Bahrain-Israel Deal Could Bring Arabs and Israelis in Anti-Iran Coalition

An event of great importance for the geopolitics of the Middle East took place this week: Bahrain and Israel signed an agreement on military cooperation in defense and security. In the midst of the growing tensions that hurt the Middle East, the strategic significance of this type of measure is immense, revealing that this small Arab kingdom is not only willing to remain in peace with Israel as other Arab countries had already done, but also to strategically cooperate with the Zionist government against its eventual enemies in possible conflicts.

During a visit by Israeli Defense Minister Benny Gantz to Bahrain this week, a military cooperation agreement was signed between the two countries, strengthening bilateral relations that had previously been normalized in 2020, when, mediated by the US, Bahrain and the United Arab Emirates signed peace accords with Israel. With the measure, Bahrain became the first Arab country to maintain security and defense cooperation ties with Tel Aviv, conducting to a new era of international relations in the Middle East.

In Gantz’s own words:

“It will allow for the deepening of cooperation and will strengthen the security of the two countries (…) The MOU [memorandum of understanding] framework will support any future cooperation in the areas of intelligence, mil-to-mil [military to military], industrial collaboration and more (…) Only one year following the signing of the [Abraham] Accords, we have achieved an important defense agreement which will contribute to the security of both countries and the stability of the region (…) Against a backdrop of increasing maritime and aerial threats, our ironclad cooperation is more important than ever”.

As reported by local media, Gantz’s visit was accompanied by great honors, with the Israeli prime minister having the opportunity to talk face-to-face with King Hamad bin Isa al-Khalifa at the royal palace – an opportunity given to only a few foreign officials. In addition, Gantz also visited the US Navy Fifth Fleet’s headquarters in Bahrain, which reveals a possible American mediation in the approach.

In fact, many factors may be influencing this process of military cooperation. The current moment is extremely tense in the Middle East, considering the failure to form a new nuclear agreement between the US and Iran. Tel Aviv and Washington accuse Tehran of not cooperating with global nuclear security and, as a result, justify their investments in new military measures allegedly intended to “prevent the Iranian danger”. Considering that Iran which has strong ties with Turkey is a common enemy for Americans, Israelis and most Arab nations, the conditions are appropriate for the formation of this new coalition.

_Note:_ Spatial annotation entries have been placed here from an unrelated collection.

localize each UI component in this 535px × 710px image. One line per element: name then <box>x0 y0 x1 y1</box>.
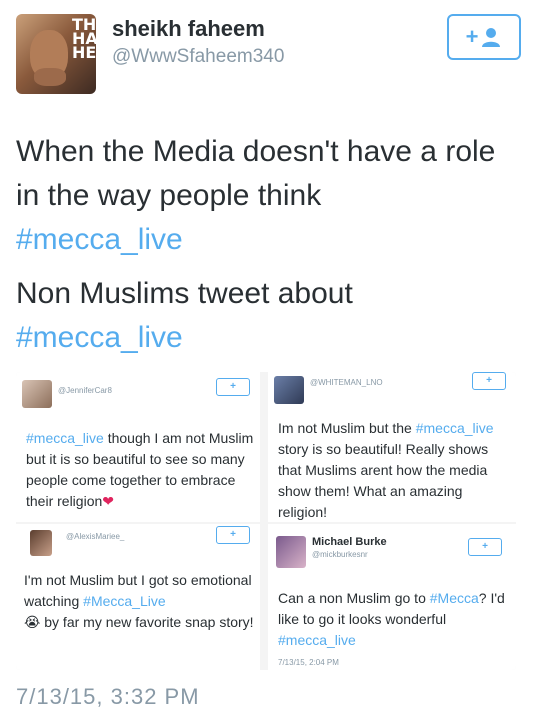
hashtag: #mecca_live <box>278 632 356 648</box>
mini-handle: @JenniferCar8 <box>58 386 112 395</box>
mini-avatar <box>274 376 304 404</box>
heart-emoji: ❤ <box>102 493 114 509</box>
mini-follow-button: + <box>472 372 506 390</box>
tweet-paragraph-1: When the Media doesn't have a role in th… <box>16 130 521 262</box>
author-name[interactable]: sheikh faheem <box>112 16 265 42</box>
embedded-tweet-text: #mecca_live though I am not Muslim but i… <box>26 428 256 512</box>
hashtag: #Mecca <box>429 590 479 606</box>
hashtag: #mecca_live <box>415 420 494 436</box>
embedded-tweet-2: @WHITEMAN_LNO + Im not Muslim but the #m… <box>268 372 516 522</box>
tweet-header: TH HA HE sheikh faheem @WwwSfaheem340 + <box>16 14 521 98</box>
tweet-body: by far my new favorite snap story! <box>40 614 254 630</box>
hashtag: #mecca_live <box>26 430 104 446</box>
mini-handle: @WHITEMAN_LNO <box>310 378 383 387</box>
tweet-text: When the Media doesn't have a role in th… <box>16 130 521 360</box>
mini-handle: @AlexisMariee_ <box>66 532 125 541</box>
mini-avatar <box>276 536 306 568</box>
tweet-paragraph-2: Non Muslims tweet about #mecca_live <box>16 272 521 360</box>
embedded-timestamp: 7/13/15, 2:04 PM <box>278 658 339 667</box>
follow-plus: + <box>465 24 479 49</box>
follow-button[interactable]: + <box>447 14 521 60</box>
embedded-tweet-1: @JenniferCar8 + #mecca_live though I am … <box>16 372 260 522</box>
hashtag: #Mecca_Live <box>83 593 166 609</box>
embedded-tweet-text: Can a non Muslim go to #Mecca? I'd like … <box>278 588 512 651</box>
mini-avatar <box>22 380 52 408</box>
mini-avatar <box>30 530 52 556</box>
crying-emoji: 😭 <box>24 614 41 630</box>
mini-name: Michael Burke <box>312 536 387 548</box>
user-icon <box>482 28 501 47</box>
tweet-line-2: Non Muslims tweet about <box>16 277 353 310</box>
tweet-line-1: When the Media doesn't have a role in th… <box>16 135 496 212</box>
avatar-hand <box>34 68 66 86</box>
mini-follow-button: + <box>468 538 502 556</box>
tweet-body: Im not Muslim but the <box>278 420 416 436</box>
mini-follow-button: + <box>216 378 250 396</box>
embedded-tweet-4: Michael Burke @mickburkesnr + Can a non … <box>268 524 516 670</box>
author-handle[interactable]: @WwwSfaheem340 <box>112 46 284 68</box>
author-avatar[interactable]: TH HA HE <box>16 14 96 94</box>
tweet-body: Can a non Muslim go to <box>278 590 430 606</box>
embedded-tweet-text: I'm not Muslim but I got so emotional wa… <box>24 570 256 633</box>
mini-handle: @mickburkesnr <box>312 550 368 559</box>
hashtag-link[interactable]: #mecca_live <box>16 321 183 354</box>
avatar-overlay-text: TH HA HE <box>72 15 96 62</box>
tweet-body: story is so beautiful! Really shows that… <box>278 441 489 520</box>
hashtag-link[interactable]: #mecca_live <box>16 223 183 256</box>
embedded-tweet-3: @AlexisMariee_ + I'm not Muslim but I go… <box>16 524 260 670</box>
embedded-tweet-text: Im not Muslim but the #mecca_live story … <box>278 418 510 522</box>
attached-image[interactable]: @JenniferCar8 + #mecca_live though I am … <box>16 372 516 670</box>
mini-follow-button: + <box>216 526 250 544</box>
tweet-timestamp[interactable]: 7/13/15, 3:32 PM <box>16 684 200 710</box>
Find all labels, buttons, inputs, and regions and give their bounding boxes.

There is also the Yemeni factor, in which Iran and the Arab coalition fight each other in a proxy war. Contrary to what was expected a few months ago, the war has not come to an end: the rapprochement between Iran and Saudi Arabia remains slow and Biden has not been able to carry out his plans to boycott Riyadh. As the conflict intensifies, tensions between Arabs and Iranians escalate significantly and this situation forces the Arab nations to look for ways to strengthen themselves – forming as many military alliances as possible.

Now, the first steps of the new alliance are already being traced. Israel will participate next week in a US-led naval exercise with the participation of more than sixty countries, including Bahrain. UAE and Saudi Arabia will also join the drills. It is expected that this type of event will become more and more frequent in the coming months, bringing together an increasing number of Arab nations in the name of a common project of defense against the “Iranian threat” – invented by the fallacious US narrative about Tehran’s nuclear program.

It is difficult to know whether the other Arab countries will also join Israel in a military alliance. It was expected that Bahrain would be the first country to take this kind of attitude, as it is an Arab kingdom with an advanced process of westernization and distancing from the Arab world. But nations like Saudi Arabia, for example, are less likely to take this measure, because, despite rivalries with Iran, they are still very committed to the Palestinian cause and are not willing to give it up. From a realistic perspective, it is most likely that the military approach to Israel will develop as a natural consequence of the “Abraham Accords”, as the peace treaties signed by Bahrain, UAE, Morocco and Sudan with Israel became known.

There are two possible paths for Arab countries that maintain peace with Israel: to use diplomatic cordiality to gain advantages in negotiations and try to favor the Arab world through dialogue, or approach Israel militarily and abandon the historic interests of Arab nations. Egypt, the first Arab country to maintain peace with Israel, appears to be following the first path, considering its positive influence in preventing Israeli incursions into Palestine. On the other hand, the second wave of Arab nations to maintain peace with Tel Aviv, those that signed the “Abraham Accords” in 2020, seems to be taking the second path.